Os americanos podem até ter motivações protecionistas para barrar a importação de carne bovina do Brasil, seu maior concorrente no mercado internacional, mas o fato é que a comitiva do Ministério da Agricultura que chegará a Washington nos próximos dias deverá abrir a conversa com um sincero “mea culpa” pelas falhas em nosso sistema de defesa sanitário.
Especialistas ouvidos pelo Agronegócio da Gazeta do Povo avaliam que os caroços e abscessos encontrados na carne exportada, que deram motivo ao embargo, jamais poderiam ter escapado do processo de limpeza da carcaça feito nos frigoríficos.
“Qualquer caroço ou lesão na musculatura deve ser retirado no momento do abate. Não que haja risco à saúde pública, mas é para evitar um aspecto ruim na carne”, afirma o gerente de Saúde Animal da Agência de Defesa Agropecuária do Paraná (ADAPAR), Rafael Gonçalves Dias.

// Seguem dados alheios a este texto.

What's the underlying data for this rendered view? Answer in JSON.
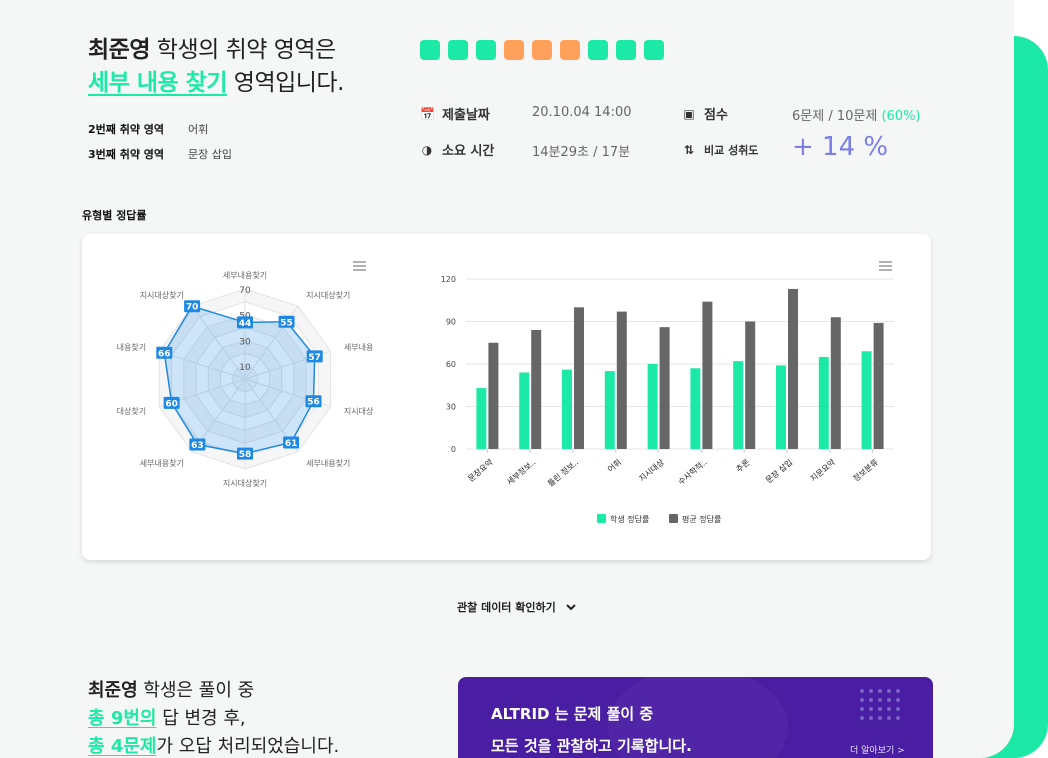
{
  "header": {
    "student_name": "최준영",
    "title_suffix": " 학생의 취약 영역은",
    "weak_area": "세부 내용 찾기",
    "title_end": " 영역입니다.",
    "second_weak_label": "2번째 취약 영역",
    "second_weak_value": "어휘",
    "third_weak_label": "3번째 취약 영역",
    "third_weak_value": "문장 삽입"
  },
  "answer_squares": [
    "correct",
    "correct",
    "correct",
    "wrong",
    "wrong",
    "wrong",
    "correct",
    "correct",
    "correct"
  ],
  "colors": {
    "correct": "#1de9a7",
    "wrong": "#ffa15a",
    "accent": "#1de9a7",
    "avg": "#666666",
    "radar": "#1e88e5",
    "improve": "#7a7ee6"
  },
  "meta": {
    "submit_label": "제출날짜",
    "submit_value": "20.10.04 14:00",
    "score_label": "점수",
    "score_value": "6문제 / 10문제",
    "score_pct": "(60%)",
    "time_label": "소요 시간",
    "time_value": "14분29초 / 17분",
    "compare_label": "비교 성취도",
    "compare_value": "+ 14 %"
  },
  "section_title": "유형별 정답률",
  "observe_button": "관찰 데이터 확인하기",
  "bottom": {
    "line1_name": "최준영",
    "line1_rest": " 학생은 풀이 중",
    "line2_hl": "총 9번의",
    "line2_rest": " 답 변경 후,",
    "line3_hl": "총 4문제",
    "line3_rest": "가 오답 처리되었습니다."
  },
  "promo": {
    "line1": "ALTRID 는 문제 풀이 중",
    "line2": "모든 것을 관찰하고 기록합니다.",
    "more": "더 알아보기 >"
  },
  "chart_data": [
    {
      "type": "radar",
      "categories": [
        "세부내용찾기",
        "지시대상찾기",
        "세부내용",
        "지시대상",
        "세부내용찾기",
        "지시대상찾기",
        "세부내용찾기",
        "대상찾기",
        "내용찾기",
        "지시대상찾기"
      ],
      "values": [
        44,
        55,
        57,
        56,
        61,
        58,
        63,
        60,
        66,
        70
      ],
      "ticks": [
        10,
        30,
        50,
        70
      ],
      "range": [
        0,
        70
      ]
    },
    {
      "type": "bar",
      "categories": [
        "문장요약",
        "세부정보..",
        "틀린 정보..",
        "어휘",
        "지시대상",
        "수사학적..",
        "추론",
        "문장 삽입",
        "지문요약",
        "정보분류"
      ],
      "series": [
        {
          "name": "학생 정답률",
          "values": [
            43,
            54,
            56,
            55,
            60,
            57,
            62,
            59,
            65,
            69
          ]
        },
        {
          "name": "평균 정답률",
          "values": [
            75,
            84,
            100,
            97,
            86,
            104,
            90,
            113,
            93,
            89
          ]
        }
      ],
      "yticks": [
        0,
        30,
        60,
        90,
        120
      ],
      "ylim": [
        0,
        120
      ],
      "legend": "bottom"
    }
  ]
}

Para Dias, a existência do caroço após a vacinação é natural e até esperada. “A vacina hoje utilizada é oleosa, daí a formação do caroço, para que a absorção lenta permita que o animal fique imunizado por mais tempo”, pondera.

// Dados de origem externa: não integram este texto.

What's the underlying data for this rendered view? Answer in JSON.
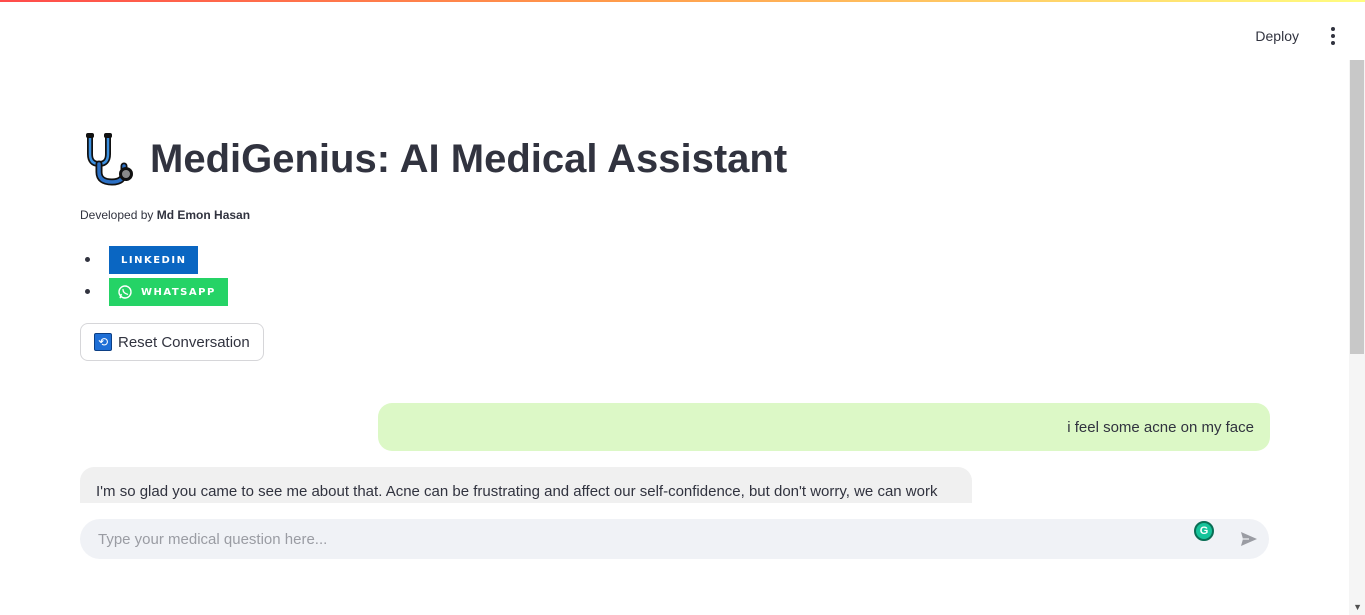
{
  "header": {
    "deploy_label": "Deploy",
    "menu_icon": "more-vertical-icon"
  },
  "app": {
    "title": "MediGenius: AI Medical Assistant",
    "title_icon": "stethoscope-icon",
    "developer_prefix": "Developed by ",
    "developer_name": "Md Emon Hasan"
  },
  "links": [
    {
      "label": "LINKEDIN",
      "color": "#0a66c2"
    },
    {
      "label": "WHATSAPP",
      "color": "#25d366",
      "icon": "whatsapp-icon"
    }
  ],
  "reset_button": {
    "label": "Reset Conversation",
    "icon": "repeat-icon"
  },
  "chat": {
    "messages": [
      {
        "role": "user",
        "text": "i feel some acne on my face"
      },
      {
        "role": "assistant",
        "text": "I'm so glad you came to see me about that. Acne can be frustrating and affect our self-confidence, but don't worry, we can work"
      }
    ],
    "user_bubble_color": "#dcf8c6",
    "assistant_bubble_color": "#f0f0f0"
  },
  "chat_input": {
    "placeholder": "Type your medical question here...",
    "value": "",
    "grammarly_letter": "G",
    "send_icon": "send-icon"
  }
}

Na grande maioria do gado vacinado a irritação no local da aplicação da vacina costuma ser passageira. Em alguns animais, no entanto, a reação inflamatória pode ser mais intensa, levando à formação da fibrose, o tal caroço. “O músculo onde ocorre a fibrose tem que ser retirado no momento da limpeza da carcaça no frigorífico”, ressalta o professor Amauri Alfieri, do Laboratório de Virologia Animal da Universidade Estadual de Londrina.

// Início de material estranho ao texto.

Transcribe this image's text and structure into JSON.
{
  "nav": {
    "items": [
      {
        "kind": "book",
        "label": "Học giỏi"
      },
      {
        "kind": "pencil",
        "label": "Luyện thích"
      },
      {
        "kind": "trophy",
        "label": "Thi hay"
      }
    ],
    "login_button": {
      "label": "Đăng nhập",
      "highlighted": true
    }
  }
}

Já quando se fala de abscessos (bolsas com formação purulenta), o assunto é uma questão de higiene. Os abscessos resultam de infecções por bactérias e geralmente estão ligados ao contato da agulha com material contaminado.
“Existe um risco de contaminação na hora da vacinação, devido à pele suja ou molhada, ou ainda pelo número excessivo de vacinações sem troca da agulha”, afirma Alfieri. O veterinário Rafael Dias reconhece que a imagem de um abscesso pode ser um pouco assustadora. “Esses vídeos de abscessos que circulam nas redes sociais mostram uma situação atípica e extrema. É difícil de encontrar abscessos tão grandes”. “Praticamente tudo o que envolve abscessos pode ser resolvido com higiene e conservação adequada da vacina”, completa.
O Brasil é o único país que ainda vacina contra febre aftosa que tinha autorização para exportar carne bovina fresca para os Estados Unidos. Os cortes enviados para lá, da parte dianteira do boi, são considerados menos nobres e se concentram justamente na região próxima da aplicação da vacina, preferencialmente no pescoço.
A visita dos técnicos brasileiros, antes uma viagem de rotina marcada para setembro, foi antecipada e ganhou crítica importância econômica e estratégica para o nosso agronegócio, que apenas em julho do ano passado conseguiu acesso ao mercado americano de carnes in natura, fechado havia dezessete anos.
O desafio da comitiva do Ministério será dar explicações e garantias que pavimentem o caminho para uma visita seguinte, do ministro Blairo Maggi, que pretende anunciar rapidamente a resolução do imbróglio ao lado do secretário de Agricultura dos Estados Unidos, Sonny Perdue. Seguindo o protocolo das missões técnicas internacionais, o Ministério da Agricultura não divulga quem viajará nem os locais e pessoas que serão visitados.